"Zagłosowałam omyłkowo". Kidawa-Błońska o decyzji, za którą spadły na nią gromy
Nie brak takich, którzy uważają, że w jednym z ostatnich głosowań w Sejmie VIII kadencji opozycja zawiodła i to bardzo. W środę wieczorem przyjęto uchwałę, w której Sejm "zdecydowanie potępia wszystkie akty nienawiści i pogardy antykatolickiej". Przeciw zagłosowało zaledwie ośmioro posłów. Wśród tych, którzy byli za, znalazła się Małgorzata Kidawa-Błońska.
Głosowanie raczej nie powinno sprawić problemu. Cała uchwała to ledwie parę linijek: "Sejm Rzeczypospolitej zdecydowanie potępia wszystkie akty nienawiści i pogardy antykatolickiej i wzywa do ich potępienia wszystkie podmioty życia publicznego: państwa i organizacje międzynarodowe, władze publiczne i ośrodki opinii społecznej".
Na ostatnim posiedzeniu Sejmu VIII kadencji uchwała przeszła gładko – za było 282 posłów, przeciwko zaledwie 8, zaś 9 osób wstrzymało się od głosu. Razem wychodzi 299.
Jak to możliwe? Bo aż 160 osób nie głosowało. I to nie dlatego, że były nieobecne. Po prostu – zdecydowana część posłów z klubu PO-KO w trakcie tego głosowania wyciągnęła karty z czytników. 11 osób z tego klubu (w tym m.in. Małgorzata Kidawa-Błońska czy Kornelia Wróblewska) opowiedziało się za przyjęciem uchwały. Przeciwko były jedynie 4 osoby (Katarzyna Lubnauer, Monika Rosa, Krzysztof Mieszkowski i Adam Szłapka). Wśród przeciwników PiS zawrzało.
Robert Biedroń podał dalej tweeta: "Kandydatka Platformy na Premierkę zagłosowała za ustawą, która osoby homoseksualne określa mianem 'ruchu politycznego', który 'prześladuje katolików'. Ta pogarda wobec osób LGBT to w ramach hasła 'Jutro może być lepsze'? Wstyd M. Kidawa-Błońska".

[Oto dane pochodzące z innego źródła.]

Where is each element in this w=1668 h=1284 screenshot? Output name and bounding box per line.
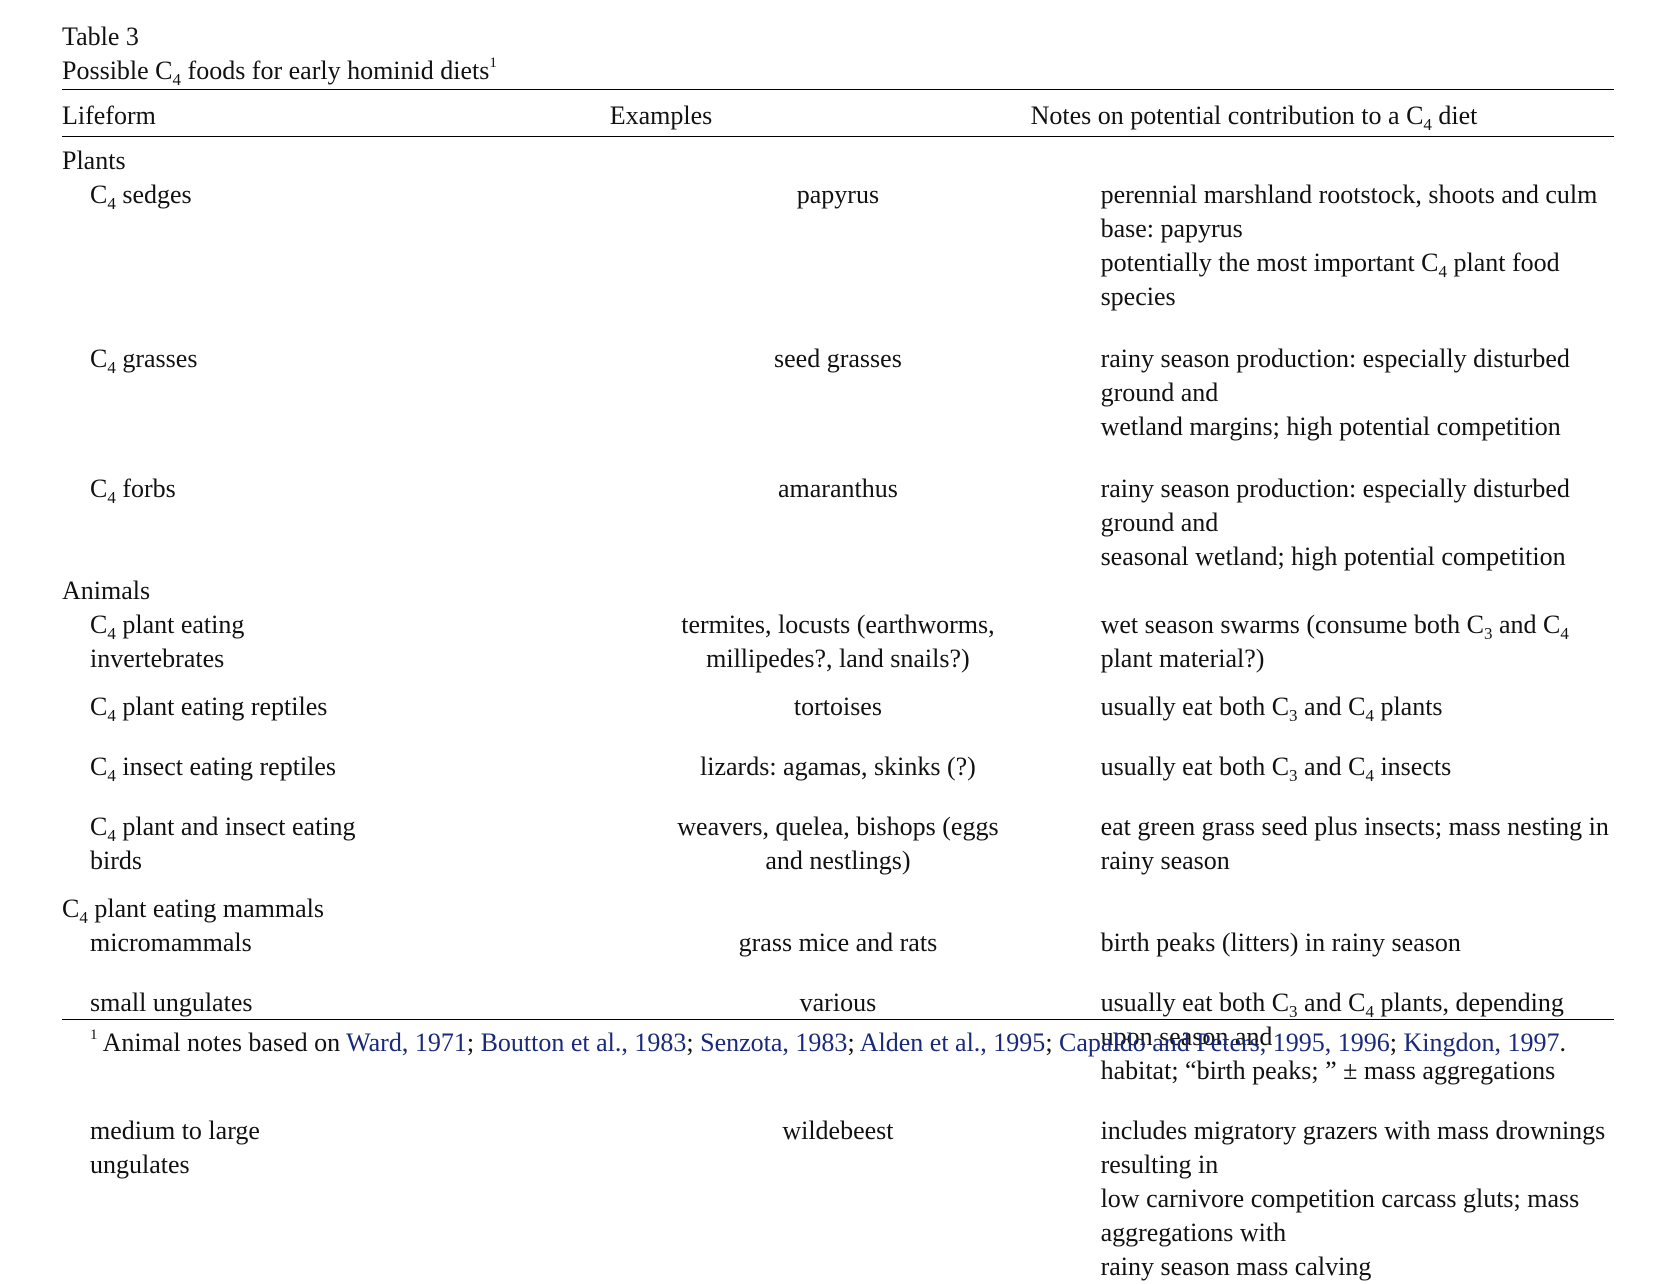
examples-cell: grass mice and rats [738, 928, 938, 957]
table-row: C4 plant eating reptiles tortoises usually… [62, 690, 1614, 750]
table-row: C4 plant eating invertebrates termites, lo… [62, 608, 1614, 690]
table-row: C4 plant and insect eating birds weavers, … [62, 810, 1614, 892]
footnote-number: 1 [90, 1027, 98, 1043]
examples-cell: termites, locusts (earthworms, millipedes… [681, 610, 995, 673]
subscript: 4 [107, 624, 116, 643]
citation-link[interactable]: Boutton et al., 1983 [480, 1028, 687, 1057]
subscript: 4 [107, 706, 116, 725]
notes-cell: wet season swarms (consume both C3 and C… [1100, 610, 1569, 673]
examples-cell: lizards: agamas, skinks (?) [700, 752, 976, 781]
table-row: medium to large ungulates wildebeest includ… [62, 1114, 1614, 1284]
subscript: 4 [107, 194, 116, 213]
lifeform-cell: C4 insect eating reptiles [90, 752, 337, 785]
subscript: 4 [1560, 624, 1569, 643]
subscript: 4 [79, 908, 88, 927]
subscript: 4 [1365, 1002, 1374, 1021]
subscript: 4 [1365, 766, 1374, 785]
lifeform-cell: C4 grasses [90, 344, 198, 377]
notes-cell: rainy season production: especially dist… [1100, 474, 1570, 571]
notes-cell: birth peaks (litters) in rainy season [1100, 928, 1461, 957]
subscript: 3 [1289, 1002, 1298, 1021]
notes-cell: rainy season production: especially dist… [1100, 344, 1570, 441]
lifeform-cell: C4 forbs [90, 474, 176, 507]
lifeform-cell: C4 plant eating invertebrates [90, 610, 245, 673]
citation-link[interactable]: Kingdon, 1997 [1403, 1028, 1560, 1057]
table-row: micromammals grass mice and rats birth pea… [62, 926, 1614, 986]
subscript: 4 [107, 358, 116, 377]
table-row: C4 grasses seed grasses rainy season produ… [62, 342, 1614, 472]
lifeform-cell: micromammals [90, 928, 252, 957]
examples-cell: amaranthus [778, 474, 898, 503]
subscript: 4 [107, 488, 116, 507]
table-row: C4 sedges papyrus perennial marshland root… [62, 178, 1614, 342]
header-notes: Notes on potential contribution to a C4 … [1030, 101, 1478, 134]
lifeform-cell: medium to large ungulates [90, 1116, 260, 1179]
subscript: 4 [172, 70, 182, 89]
subscript: 4 [107, 826, 116, 845]
lifeform-cell: small ungulates [90, 988, 253, 1017]
group-label: Plants [62, 146, 126, 175]
lifeform-cell: C4 sedges [90, 180, 192, 213]
examples-cell: various [799, 988, 877, 1017]
group-row: Animals [62, 574, 1614, 608]
table-figure: Table 3 Possible C4 foods for early homi… [62, 20, 1614, 1281]
group-label: C4 plant eating mammals [62, 894, 324, 927]
examples-cell: weavers, quelea, bishops (eggs and nestli… [677, 812, 999, 875]
examples-cell: wildebeest [782, 1116, 894, 1145]
subscript: 3 [1484, 624, 1493, 643]
bottom-rule [62, 1019, 1614, 1020]
table-row: small ungulates various usually eat both C… [62, 986, 1614, 1114]
subscript: 3 [1289, 706, 1298, 725]
examples-cell: papyrus [796, 180, 880, 209]
header-lifeform: Lifeform [62, 101, 156, 130]
group-row: C4 plant eating mammals [62, 892, 1614, 926]
citation-link[interactable]: Ward, 1971 [346, 1028, 467, 1057]
footnote: 1 Animal notes based on Ward, 1971; Bout… [90, 1027, 1567, 1058]
notes-cell: includes migratory grazers with mass dro… [1100, 1116, 1606, 1281]
subscript: 4 [1365, 706, 1374, 725]
top-rule [62, 89, 1614, 90]
subscript: 3 [1289, 766, 1298, 785]
citation-link[interactable]: Alden et al., 1995 [859, 1028, 1046, 1057]
examples-cell: tortoises [793, 692, 882, 721]
subscript: 4 [1438, 262, 1448, 281]
header-examples: Examples [609, 101, 713, 130]
notes-cell: perennial marshland rootstock, shoots an… [1100, 180, 1598, 311]
table-row: C4 insect eating reptiles lizards: agamas… [62, 750, 1614, 810]
table-title: Possible C4 foods for early hominid diet… [62, 55, 497, 89]
table-label: Table 3 [62, 22, 139, 51]
subscript: 4 [1423, 115, 1432, 134]
notes-cell: usually eat both C3 and C4 insects [1100, 752, 1452, 785]
header-rule [62, 136, 1614, 137]
notes-cell: usually eat both C3 and C4 plants [1100, 692, 1443, 725]
footnote-marker: 1 [489, 55, 497, 71]
table-body: Plants C4 sedges papyrus perennial marshlan… [62, 144, 1614, 1284]
lifeform-cell: C4 plant and insect eating birds [90, 812, 356, 875]
group-label: Animals [62, 576, 151, 605]
table-row: C4 forbs amaranthus rainy season productio… [62, 472, 1614, 574]
table-header: Lifeform Examples Notes on potential con… [62, 92, 1618, 140]
notes-cell: usually eat both C3 and C4 plants, depen… [1100, 988, 1564, 1085]
group-row: Plants [62, 144, 1614, 178]
lifeform-cell: C4 plant eating reptiles [90, 692, 328, 725]
subscript: 4 [107, 766, 116, 785]
notes-cell: eat green grass seed plus insects; mass … [1100, 812, 1609, 875]
examples-cell: seed grasses [774, 344, 902, 373]
citation-link[interactable]: Senzota, 1983 [700, 1028, 848, 1057]
citation-link[interactable]: Capaldo and Peters, 1995, 1996 [1059, 1028, 1390, 1057]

Prześladowania katolików na świecie są faktem – tylko w Nigerii i tylko w ostatnich miesiącach zamordowanych zostało ponad 100 osób, a powodem zbrodni był fakt, że byli chrześcijanami. W Wielkanoc setki osób zginęły zaś w zamachach terrorystycznych na Sri Lance – tu też podłożem ataków była religia.
W uzasadnieniu sejmowej uchwały jednak więcej miejsca poświęcono temu, co dzieje się w Polsce. Mowa jest o ataku nożownika na księdza we Wrocławiu, ale i też o - jak to określono - "profanacjach w czasie ostatnich manifestacji politycznego ruchu homoseksualnego".